Traditionally, vaccines are developed to target specific viruses or bacteria that can cause disease. However, this new lyme disease vaccine is designed to target tick salivary proteins, according to Matias dos Santos.
According to Matias dos Santos, when the tick bites an animal, it releases salivary proteins through the open wound. The mRNA vaccines are designed so that the immune system recognizes these proteins, sees them as an antigen and triggers a strong immune response at the site of the bite.
“Ticks don’t feed well on vaccinated animals and fall off quickly,” Arora wrote. “The animals develop redness within 24 hours where the tick is feeding. This will give the opportunity for hosts to remove ticks before the pathogen is transmitted. The vaccine also provides partial protection from Lyme disease to the subject even if ticks are not removed.”
Ticks can be difficult to detect due to their small size. By eliciting an immune response at the site of the bite, hosts can more easily and quickly identify the bite and remove the tick before it has a chance to transmit the pathogen. Ticks need to stay attached for 24 hours in order to transmit the bacteria, according to Matias dos Santos. According to Matias dos Santos, their preliminary findings in vaccinated guinea pigs during the study showed that none of the animals that were bitten by infected ticks tested positive for the bacteria.
“[Vaccinated] Guinea pigs … developed erythema at the site of tick attachment, a feature of acquired tick resistance,” the paper states.
According to both Arora and Matias dos Santos, the technology behind this vaccine has been decades in the making. They both credited the project as a group effort led by Erol Fikrig’s laboratory at the Yale School of Medicine and Drew Weissman’s laboratory at the Perelman School of Medicine at the University of Pennsylvania.

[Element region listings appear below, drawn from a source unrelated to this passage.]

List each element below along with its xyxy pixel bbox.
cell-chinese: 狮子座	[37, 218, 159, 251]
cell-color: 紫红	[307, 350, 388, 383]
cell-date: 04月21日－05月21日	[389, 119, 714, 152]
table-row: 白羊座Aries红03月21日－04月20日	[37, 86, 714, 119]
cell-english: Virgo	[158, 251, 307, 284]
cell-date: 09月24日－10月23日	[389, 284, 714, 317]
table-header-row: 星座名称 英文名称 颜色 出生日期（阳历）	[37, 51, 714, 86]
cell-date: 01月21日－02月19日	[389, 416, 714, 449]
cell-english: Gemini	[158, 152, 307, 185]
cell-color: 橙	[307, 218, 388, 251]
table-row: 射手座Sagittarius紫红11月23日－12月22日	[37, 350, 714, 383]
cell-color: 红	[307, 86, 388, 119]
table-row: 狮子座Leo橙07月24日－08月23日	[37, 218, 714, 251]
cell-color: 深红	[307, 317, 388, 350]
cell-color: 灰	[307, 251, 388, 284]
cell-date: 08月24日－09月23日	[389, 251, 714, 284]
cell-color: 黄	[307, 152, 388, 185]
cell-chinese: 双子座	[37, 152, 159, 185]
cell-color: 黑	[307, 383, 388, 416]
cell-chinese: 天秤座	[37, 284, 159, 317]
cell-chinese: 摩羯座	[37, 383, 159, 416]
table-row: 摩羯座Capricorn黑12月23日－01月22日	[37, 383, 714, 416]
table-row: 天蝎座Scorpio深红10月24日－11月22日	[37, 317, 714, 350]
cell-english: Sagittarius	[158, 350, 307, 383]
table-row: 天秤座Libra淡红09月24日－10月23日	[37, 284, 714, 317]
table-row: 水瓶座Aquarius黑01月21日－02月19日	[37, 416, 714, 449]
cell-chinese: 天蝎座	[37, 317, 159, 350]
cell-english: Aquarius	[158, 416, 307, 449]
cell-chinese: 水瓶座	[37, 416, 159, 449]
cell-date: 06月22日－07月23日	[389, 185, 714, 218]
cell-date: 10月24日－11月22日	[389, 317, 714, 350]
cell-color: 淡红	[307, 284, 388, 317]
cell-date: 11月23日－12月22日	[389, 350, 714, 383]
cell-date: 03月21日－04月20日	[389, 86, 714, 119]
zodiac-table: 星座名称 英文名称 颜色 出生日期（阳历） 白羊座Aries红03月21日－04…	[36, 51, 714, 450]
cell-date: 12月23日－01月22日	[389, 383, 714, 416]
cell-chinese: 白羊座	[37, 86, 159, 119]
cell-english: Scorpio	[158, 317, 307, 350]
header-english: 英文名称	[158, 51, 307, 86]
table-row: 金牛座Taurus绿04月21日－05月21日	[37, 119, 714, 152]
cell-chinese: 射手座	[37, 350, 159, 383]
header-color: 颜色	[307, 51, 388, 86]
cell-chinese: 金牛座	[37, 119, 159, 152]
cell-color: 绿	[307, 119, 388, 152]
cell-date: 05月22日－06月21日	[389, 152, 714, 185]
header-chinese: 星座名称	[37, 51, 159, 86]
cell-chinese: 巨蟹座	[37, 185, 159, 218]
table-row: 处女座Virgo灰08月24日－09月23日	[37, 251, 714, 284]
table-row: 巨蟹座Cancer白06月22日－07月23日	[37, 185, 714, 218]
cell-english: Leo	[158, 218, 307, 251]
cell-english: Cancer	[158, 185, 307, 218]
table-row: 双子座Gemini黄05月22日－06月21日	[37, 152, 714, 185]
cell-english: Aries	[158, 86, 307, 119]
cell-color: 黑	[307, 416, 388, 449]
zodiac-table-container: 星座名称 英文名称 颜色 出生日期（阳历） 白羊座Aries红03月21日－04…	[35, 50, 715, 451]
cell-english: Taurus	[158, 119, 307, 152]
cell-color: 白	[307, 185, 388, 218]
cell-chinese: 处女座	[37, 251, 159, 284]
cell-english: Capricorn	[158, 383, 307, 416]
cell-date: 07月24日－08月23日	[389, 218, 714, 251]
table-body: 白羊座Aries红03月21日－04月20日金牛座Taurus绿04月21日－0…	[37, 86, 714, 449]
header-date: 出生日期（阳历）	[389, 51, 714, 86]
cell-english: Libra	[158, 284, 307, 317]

Both researchers said that their vaccine, similarly to the COVID-19 mRNA vaccines, uses mRNA encapsulated in lipid nanoparticles. However, unlike the COVID-19 vaccines that target a single antigen — the spike protein on SARS-CoV-2 — the lyme disease vaccine targets 19 antigens — the different salivary proteins in tick bites.
“One of the differences that we can mention between the vaccines is that COVID-19 encodes a single viral glycoprotein called spike (S) of SARS-CoV-2, whereas our vaccine encod[es] 19 salivary proteins from I. scapularis,” Matias dos Santos wrote. “ It is noteworthy that tick saliva is a complex blend of several proteins that are dynamically expressed depending on tick feeding and resulting changes in host responses. We used 19 salivary proteins that have a spectrum of functions in tick feeding, interaction with the pathogen, or host responses, reflecting a portion of what is expressed in [a tick’s] salivary gland.”
The vaccine has been tested on guinea pigs but has not yet undergone clinical trials, according to Arora. Fikrig explained that the vaccine will need to undergo human trials in order to determine whether it is effective in humans.
Ticks are classified as arachnids and are closely related to spiders and scorpions.